– Walter va se mettre à composer des Gospels et rencontrer Dieu! dis-je. Mais Dieu en personne!
Mathilde croit que je plaisante et elle a tort. Si Dieu est partout, il est forcément dans notre Saga et il me semble logique de le faire apparaître. Nous n’avons pas encore utilisé notre personnage annexe pour le 9, ils peuvent embaucher un type pour jouer Dieu, ça ne doit pas être trop dur à trouver. Un petit bricolage vidéo et hop, une silhouette apparaît, Dieu soi-même, pendant que Walter est en train de lui composer un Gospel.
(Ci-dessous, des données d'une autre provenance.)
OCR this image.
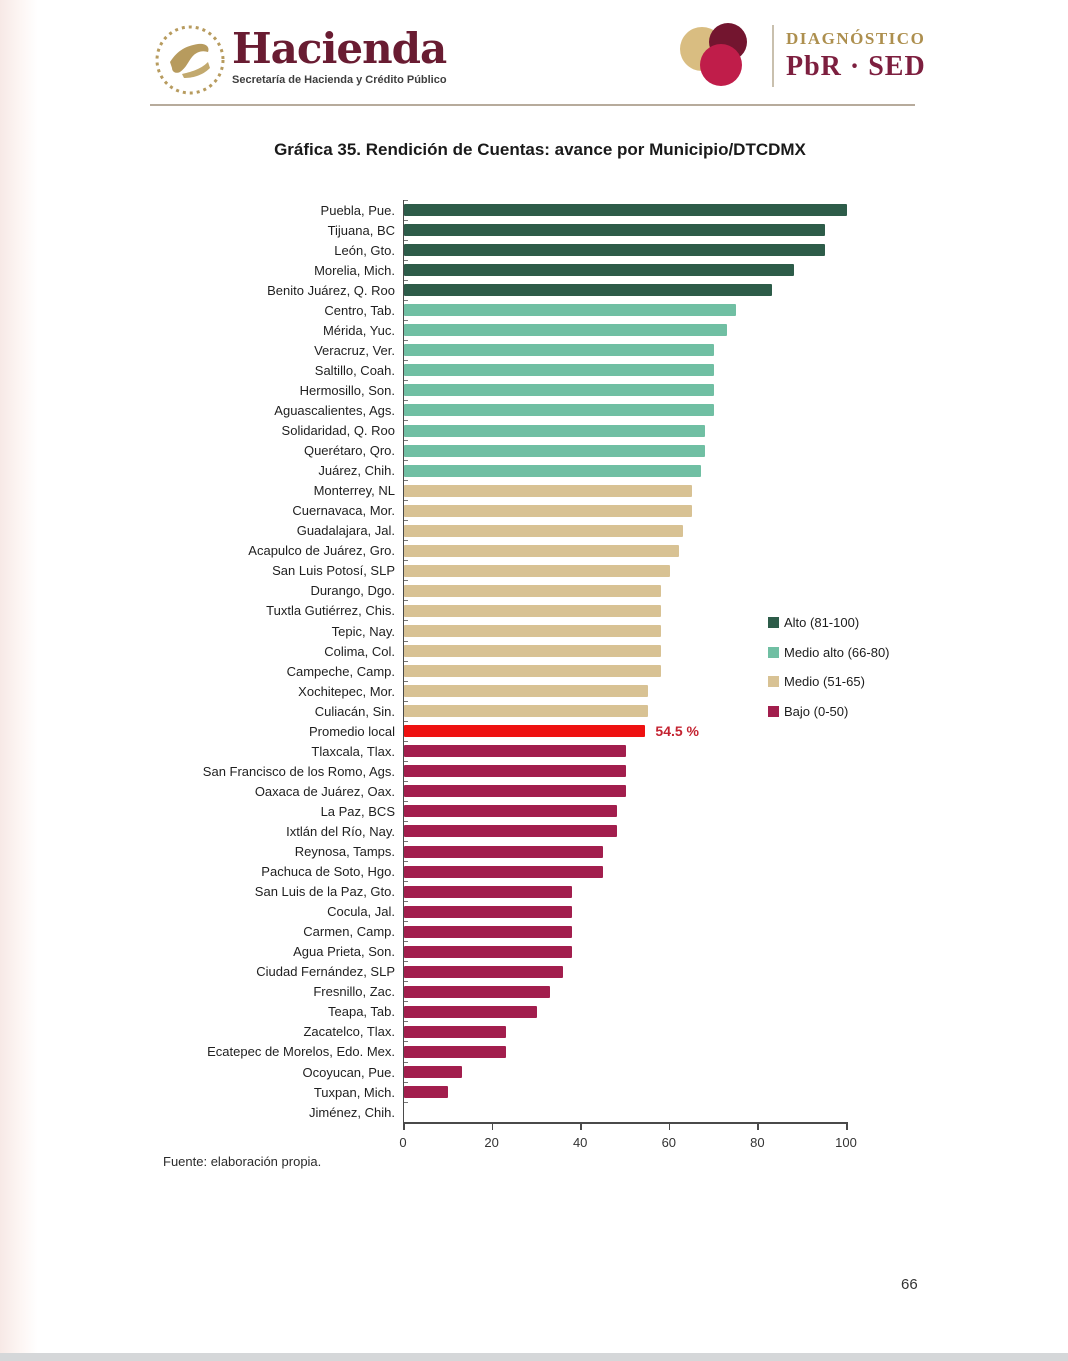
Hacienda
Secretaría de Hacienda y Crédito Público
DIAGNÓSTICO
PbR · SED
Gráfica 35. Rendición de Cuentas: avance por Municipio/DTCDMX
Puebla, Pue.
Tijuana, BC
León, Gto.
Morelia, Mich.
Benito Juárez, Q. Roo
Centro, Tab.
Mérida, Yuc.
Veracruz, Ver.
Saltillo, Coah.
Hermosillo, Son.
Aguascalientes, Ags.
Solidaridad, Q. Roo
Querétaro, Qro.
Juárez, Chih.
Monterrey, NL
Cuernavaca, Mor.
Guadalajara, Jal.
Acapulco de Juárez, Gro.
San Luis Potosí, SLP
Durango, Dgo.
Tuxtla Gutiérrez, Chis.
Tepic, Nay.
Colima, Col.
Campeche, Camp.
Xochitepec, Mor.
Culiacán, Sin.
Promedio local	54.5 %
Tlaxcala, Tlax.
San Francisco de los Romo, Ags.
Oaxaca de Juárez, Oax.
La Paz, BCS
Ixtlán del Río, Nay.
Reynosa, Tamps.
Pachuca de Soto, Hgo.
San Luis de la Paz, Gto.
Cocula, Jal.
Carmen, Camp.
Agua Prieta, Son.
Ciudad Fernández, SLP
Fresnillo, Zac.
Teapa, Tab.
Zacatelco, Tlax.
Ecatepec de Morelos, Edo. Mex.
Ocoyucan, Pue.
Tuxpan, Mich.
Jiménez, Chih.
0	20	40	60	80	100
Alto (81-100)
Medio alto (66-80)
Medio (51-65)
Bajo (0-50)
Fuente: elaboración propia.
66
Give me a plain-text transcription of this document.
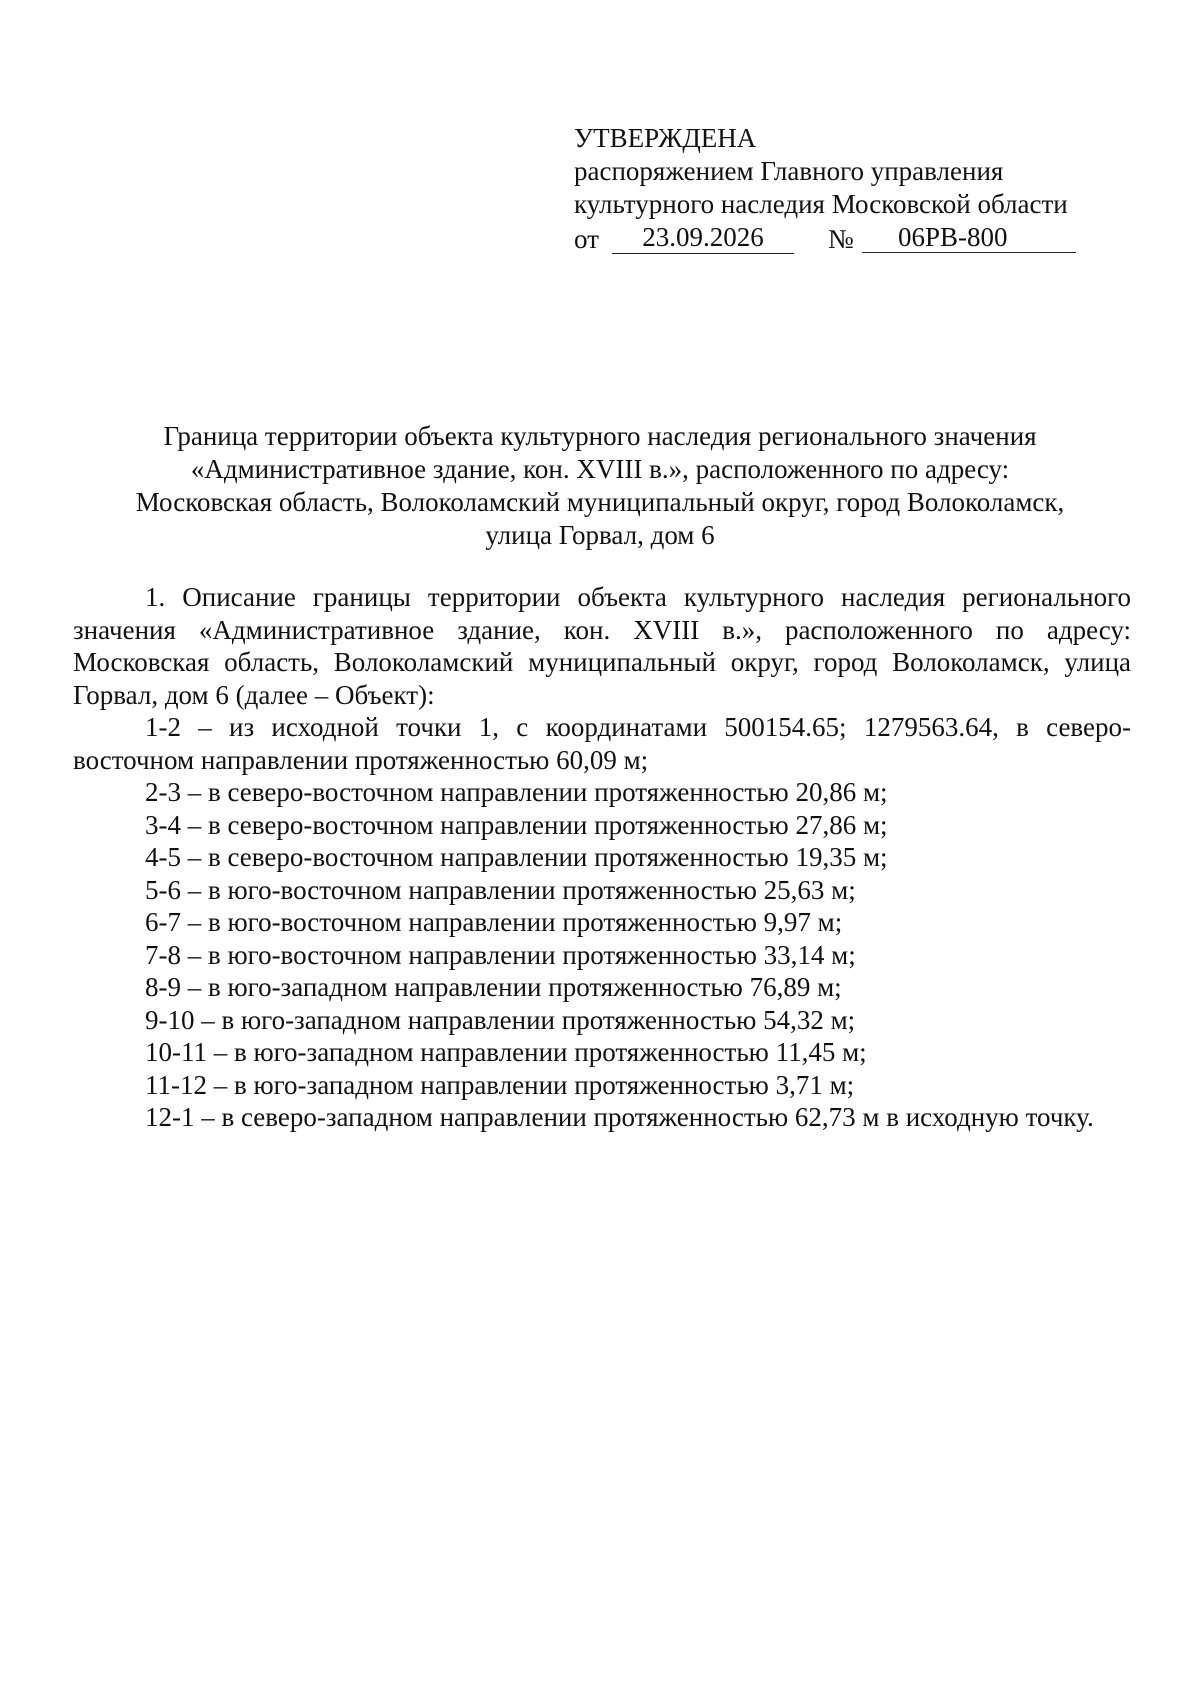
УТВЕРЖДЕНА
распоряжением Главного управления
культурного наследия Московской области
от	23.09.2026	№	06РВ-800
Граница территории объекта культурного наследия регионального значения
«Административное здание, кон. XVIII в.», расположенного по адресу:
Московская область, Волоколамский муниципальный округ, город Волоколамск,
улица Горвал, дом 6

1. Описание границы территории объекта культурного наследия регионального значения «Административное здание, кон. XVIII в.», расположенного по адресу: Московская область, Волоколамский муниципальный округ, город Волоколамск, улица Горвал, дом 6 (далее – Объект):

1-2 – из исходной точки 1, с координатами 500154.65; 1279563.64, в северо-восточном направлении протяженностью 60,09 м;

2-3 – в северо-восточном направлении протяженностью 20,86 м;
3-4 – в северо-восточном направлении протяженностью 27,86 м;
4-5 – в северо-восточном направлении протяженностью 19,35 м;
5-6 – в юго-восточном направлении протяженностью 25,63 м;
6-7 – в юго-восточном направлении протяженностью 9,97 м;
7-8 – в юго-восточном направлении протяженностью 33,14 м;
8-9 – в юго-западном направлении протяженностью 76,89 м;
9-10 – в юго-западном направлении протяженностью 54,32 м;
10-11 – в юго-западном направлении протяженностью 11,45 м;
11-12 – в юго-западном направлении протяженностью 3,71 м;
12-1 – в северо-западном направлении протяженностью 62,73 м в исходную точку.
Il suffit de le traiter de façon très intimiste, archidépouillée (un homme, un chant, un dieu). L’idée est sans doute un peu déconcertante mais je n’y mets aucune dérision. Séguret nous a exhortés à faire n’importe quoi et je ne vais pas m’en priver, mais ce n’est pas une raison pour le faire n’importe comment.
Louis ne réagit pas et se lève. Regarde par la fenêtre, allume une gauloise.
– Vous ne pensez pas qu’il serait temps de nous occuper de Loli Callahan?
– La mère des gosses? Celle qui a disparu depuis quinze ans?
J’aurais dû m’en douter. Louis veut donner à Walter une chance de revoir celle qu’il n’a plus. Il y a une part de nous dans chacun des personnages de la Saga. Et si l’art imite la vie, tant mieux.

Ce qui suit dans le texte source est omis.